5. Give example of an instance where you have explained a complex technical term or procedure to a layman? Which examples you gave to solve their queries?

I would really like to nail this interview so any help is appreciated!

Thanks.


----------



## JMPC (Jan 15, 2011)

This site has a lot of interview questions and answers:
IT Interview Questions | GeekInterview.com

You really need to know the material, having just the answers to the questions above isn't going to get you far. I interview a lot of people and it's easy to tell who knows the information and who doesn't.

Speak from experience and if you don't know the answer just say you don't know. Maybe explain how you would find the answer or the method you would use to resolve the issue.


----------



## greenbrucelee (Apr 24, 2007)

Do not assume that any of the questions you have posted will come up. Sounds more like you have been set some homework with set questions that you want answered but if not what JMPC is correct you need to know the material, knowing the answers but not the where's why's and why nots isn't going to help you.

I have had many interviews. I once went for one where I was asked no technical questions at all. The interviewer wanted to know about my horror movie collection and why I liked computers.

One place showed me lots of hardware and asked me to tell them what those pieces of hardware were and why a chain of scsi drives would not work even though they were connected to anything (it was because there were no terminators)

But as JMPC said if you don't know the answer say you don't know or if you don't understand the terminology or scenario tell them you don't.

You score much higher in an interview if you are honest and not mumbling and trying to rack your brains trying to find the best answer.


----------



## Troy_Jollimore (Dec 31, 2007)

^x2 Every interview is different, and personal presentation is usually the most important thing they're looking for. The trick is to be interested and keen, but not TOO keen. Like keeping a girl interested enough to go on a second date, you have to pretend to not be TOO interested. They have to WANT you a little. It's a difficult dance, because every interview and interviewer is different. You have to try reading them.

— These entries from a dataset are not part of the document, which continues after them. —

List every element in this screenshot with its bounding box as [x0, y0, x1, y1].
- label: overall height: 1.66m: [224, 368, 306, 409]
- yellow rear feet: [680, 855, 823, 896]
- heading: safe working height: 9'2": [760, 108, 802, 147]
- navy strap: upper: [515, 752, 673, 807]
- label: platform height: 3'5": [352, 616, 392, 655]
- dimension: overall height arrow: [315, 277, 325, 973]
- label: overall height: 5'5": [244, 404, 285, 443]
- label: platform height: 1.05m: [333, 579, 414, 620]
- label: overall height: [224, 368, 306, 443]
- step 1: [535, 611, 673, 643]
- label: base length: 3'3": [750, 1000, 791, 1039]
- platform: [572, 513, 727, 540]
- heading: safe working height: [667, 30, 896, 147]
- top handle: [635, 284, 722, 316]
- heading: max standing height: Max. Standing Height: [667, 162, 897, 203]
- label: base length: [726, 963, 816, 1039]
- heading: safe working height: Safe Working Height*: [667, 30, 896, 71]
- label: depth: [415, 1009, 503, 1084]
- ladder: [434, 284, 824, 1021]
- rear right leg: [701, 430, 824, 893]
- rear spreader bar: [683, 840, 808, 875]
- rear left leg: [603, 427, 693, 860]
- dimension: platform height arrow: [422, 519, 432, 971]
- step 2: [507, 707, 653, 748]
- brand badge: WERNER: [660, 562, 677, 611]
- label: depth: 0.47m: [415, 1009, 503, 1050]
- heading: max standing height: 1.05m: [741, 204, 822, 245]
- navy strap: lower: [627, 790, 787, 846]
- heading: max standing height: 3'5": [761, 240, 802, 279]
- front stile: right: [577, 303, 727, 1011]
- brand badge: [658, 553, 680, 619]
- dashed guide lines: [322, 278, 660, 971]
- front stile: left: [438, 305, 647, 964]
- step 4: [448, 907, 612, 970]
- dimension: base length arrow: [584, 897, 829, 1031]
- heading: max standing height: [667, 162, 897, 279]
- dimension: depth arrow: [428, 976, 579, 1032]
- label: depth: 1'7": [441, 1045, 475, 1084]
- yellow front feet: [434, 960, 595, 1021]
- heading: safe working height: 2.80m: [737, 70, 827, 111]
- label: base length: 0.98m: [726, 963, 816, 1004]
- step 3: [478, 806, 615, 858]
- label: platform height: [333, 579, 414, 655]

For example, I once blew an interview where I had already been working contract for a manager, and this was the second, verbal interview for a permanent position. The written test had been VERY difficult, so I was tense. When I realized the verbal test questions were relatively easy, I leaned back and relaxed. When I asked him later why I didn't get the job, he said I looked bored and uninterested. When I explained why, he gave himself a whack on the head! As another example, the two best jobs I've had I'd gotten because I TOLD THE INTERVIEWERS OFF. I know, it still makes no sense to me, either, and I'm not telling you to DO that... But I think it all comes back to making them want you. I don't think they liked me not 'needing' them.


----------